I was also looking into the code and noticed something that seemed odd to me:
In the MultprecMultiply(unsigned w_out[], const unsigned u[], const unsigned v[]) function that is used for transforming the signature into Montgomery Form (ModExp()->RSA_SignatureToPlaintextFast()->MultprecMontPrepareX()->MultprecMultiply()), the numbers u and v are multiplied using casper accelleration and the result stored in w_out, i.e. w_out = u * v.
/* Step 1. Fill w[t-1:0] with 0s, the upper half will be written as we go */
PreZeroW(i, w_out);
/* We do 1st pass NOSUM so we do not have to 0 output */
Accel_SetABCD_Addr(CA_MK_OFF(&v[0]), CA_MK_OFF(u));
Accel_crypto_mul(
Accel_IterOpcodeResaddr(N_wordlen / 2U - 1U, (uint32_t)kCASPER_OpMul6464NoSum, CA_MK_OFF(&w_out[0])));
Accel_done();
/* Step 2. iterate over N words of v using j */
for (j = 2U; j < N_wordlen; j += 2U)
{
/* Step 2b.
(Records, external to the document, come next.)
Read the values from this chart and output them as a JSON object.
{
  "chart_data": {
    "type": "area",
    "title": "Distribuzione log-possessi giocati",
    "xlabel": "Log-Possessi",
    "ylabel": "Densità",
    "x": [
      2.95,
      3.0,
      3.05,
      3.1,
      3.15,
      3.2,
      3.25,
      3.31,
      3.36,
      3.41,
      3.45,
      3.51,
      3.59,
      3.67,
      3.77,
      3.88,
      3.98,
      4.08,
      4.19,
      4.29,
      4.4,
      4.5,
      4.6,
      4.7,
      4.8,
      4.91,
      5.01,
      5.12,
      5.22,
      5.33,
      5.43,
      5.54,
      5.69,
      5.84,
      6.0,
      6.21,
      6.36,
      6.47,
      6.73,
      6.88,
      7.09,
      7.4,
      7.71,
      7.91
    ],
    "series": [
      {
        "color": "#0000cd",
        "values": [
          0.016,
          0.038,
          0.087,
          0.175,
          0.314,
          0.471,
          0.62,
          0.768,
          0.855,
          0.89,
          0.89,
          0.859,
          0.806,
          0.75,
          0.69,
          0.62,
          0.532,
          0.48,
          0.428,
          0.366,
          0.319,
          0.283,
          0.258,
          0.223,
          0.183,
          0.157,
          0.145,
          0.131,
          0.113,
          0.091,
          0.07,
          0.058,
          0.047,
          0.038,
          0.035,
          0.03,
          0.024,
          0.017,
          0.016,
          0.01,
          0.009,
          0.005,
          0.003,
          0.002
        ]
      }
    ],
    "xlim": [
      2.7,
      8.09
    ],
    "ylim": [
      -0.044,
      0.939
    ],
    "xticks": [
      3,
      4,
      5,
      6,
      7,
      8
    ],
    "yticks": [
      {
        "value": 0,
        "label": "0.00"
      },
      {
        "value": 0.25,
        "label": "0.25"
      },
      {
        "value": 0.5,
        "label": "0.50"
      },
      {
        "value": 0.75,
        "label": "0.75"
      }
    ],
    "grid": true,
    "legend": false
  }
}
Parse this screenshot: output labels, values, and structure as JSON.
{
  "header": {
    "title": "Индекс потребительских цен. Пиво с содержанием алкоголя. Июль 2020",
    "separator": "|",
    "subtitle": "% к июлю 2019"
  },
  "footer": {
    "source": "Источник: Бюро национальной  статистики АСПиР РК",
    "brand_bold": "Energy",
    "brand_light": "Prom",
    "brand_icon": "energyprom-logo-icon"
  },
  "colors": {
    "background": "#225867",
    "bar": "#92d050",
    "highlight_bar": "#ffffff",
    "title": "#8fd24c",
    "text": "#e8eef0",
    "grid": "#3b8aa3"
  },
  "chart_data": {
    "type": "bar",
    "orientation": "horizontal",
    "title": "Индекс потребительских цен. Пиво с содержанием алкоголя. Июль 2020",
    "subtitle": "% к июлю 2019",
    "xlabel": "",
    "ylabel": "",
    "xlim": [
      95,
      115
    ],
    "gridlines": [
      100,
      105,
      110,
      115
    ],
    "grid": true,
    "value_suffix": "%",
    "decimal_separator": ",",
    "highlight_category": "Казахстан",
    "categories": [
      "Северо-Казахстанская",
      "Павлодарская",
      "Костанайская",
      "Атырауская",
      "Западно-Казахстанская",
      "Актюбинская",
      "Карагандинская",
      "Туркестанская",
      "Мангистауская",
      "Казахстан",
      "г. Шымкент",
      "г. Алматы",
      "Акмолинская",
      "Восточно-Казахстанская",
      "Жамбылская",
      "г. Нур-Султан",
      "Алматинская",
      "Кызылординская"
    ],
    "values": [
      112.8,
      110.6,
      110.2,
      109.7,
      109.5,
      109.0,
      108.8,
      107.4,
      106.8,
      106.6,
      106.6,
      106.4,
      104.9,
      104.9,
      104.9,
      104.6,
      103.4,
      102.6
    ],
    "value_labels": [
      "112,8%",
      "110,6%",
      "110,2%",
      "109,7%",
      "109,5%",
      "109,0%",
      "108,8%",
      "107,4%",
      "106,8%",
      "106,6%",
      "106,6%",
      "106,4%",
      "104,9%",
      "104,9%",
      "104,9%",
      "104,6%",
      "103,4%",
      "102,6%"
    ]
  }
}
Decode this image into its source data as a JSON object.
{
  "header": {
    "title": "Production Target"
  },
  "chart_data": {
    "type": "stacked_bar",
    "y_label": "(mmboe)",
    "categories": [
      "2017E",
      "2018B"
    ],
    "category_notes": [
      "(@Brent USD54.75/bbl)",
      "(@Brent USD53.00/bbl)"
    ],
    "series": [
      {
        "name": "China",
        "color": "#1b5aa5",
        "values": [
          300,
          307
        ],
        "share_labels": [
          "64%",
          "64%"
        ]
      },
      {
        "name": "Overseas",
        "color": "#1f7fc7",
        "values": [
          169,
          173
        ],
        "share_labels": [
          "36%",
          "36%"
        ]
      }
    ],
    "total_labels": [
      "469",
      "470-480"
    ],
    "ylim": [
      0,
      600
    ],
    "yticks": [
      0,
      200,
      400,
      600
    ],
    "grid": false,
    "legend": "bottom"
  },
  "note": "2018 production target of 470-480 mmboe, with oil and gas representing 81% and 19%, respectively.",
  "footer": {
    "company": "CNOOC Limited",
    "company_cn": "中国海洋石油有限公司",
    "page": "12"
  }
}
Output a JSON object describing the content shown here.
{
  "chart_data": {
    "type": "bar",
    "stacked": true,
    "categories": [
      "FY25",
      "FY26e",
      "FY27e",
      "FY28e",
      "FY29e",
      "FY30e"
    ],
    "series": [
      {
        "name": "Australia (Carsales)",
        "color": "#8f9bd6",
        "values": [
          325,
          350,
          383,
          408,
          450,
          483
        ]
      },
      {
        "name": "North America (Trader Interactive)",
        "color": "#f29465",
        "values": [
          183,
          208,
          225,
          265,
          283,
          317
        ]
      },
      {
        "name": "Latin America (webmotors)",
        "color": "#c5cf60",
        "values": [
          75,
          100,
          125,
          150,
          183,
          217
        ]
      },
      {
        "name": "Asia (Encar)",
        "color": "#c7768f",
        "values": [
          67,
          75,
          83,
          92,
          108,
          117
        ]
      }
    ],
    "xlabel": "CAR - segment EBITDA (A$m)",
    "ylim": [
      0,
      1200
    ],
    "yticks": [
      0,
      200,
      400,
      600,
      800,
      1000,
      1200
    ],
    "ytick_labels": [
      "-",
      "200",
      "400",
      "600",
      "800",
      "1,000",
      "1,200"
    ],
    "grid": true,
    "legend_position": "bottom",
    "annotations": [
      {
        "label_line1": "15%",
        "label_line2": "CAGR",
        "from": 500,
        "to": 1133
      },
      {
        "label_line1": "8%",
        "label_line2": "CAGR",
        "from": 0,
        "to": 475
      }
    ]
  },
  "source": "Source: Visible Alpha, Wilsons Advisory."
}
Check for 0 on v word - skip if so since we 0ed already */
/* Step 3. Iterate over N words of u using i - perform Multiply-accumulate */
if (0U != (GET_WORD(&v[j])) || 0U != (GET_WORD(&v[j + 1U])))
{
Accel_SetABCD_Addr(CA_MK_OFF(&v[j]), CA_MK_OFF(u));
Accel_crypto_mul(
Accel_IterOpcodeResaddr(N_wordlen / 2U - 1U, (uint32_t)kCASPER_OpMul6464Sum, CA_MK_OFF(&w_out[j])));
Accel_done();
}
}
It iterates through all elements of the v[] array using the j iterator variable as stated in step2. According to step3, the same is later with all the elements of the u[] array using the i iterator. Where exactly is this happening? I see the multiply and accumulate of the casper acceleration engine (kCapser_OpMul6464Sum), but I dont see where the iteration through all elements of the 64 u[] array elements is happening?
Might the be the reason for the wrong result?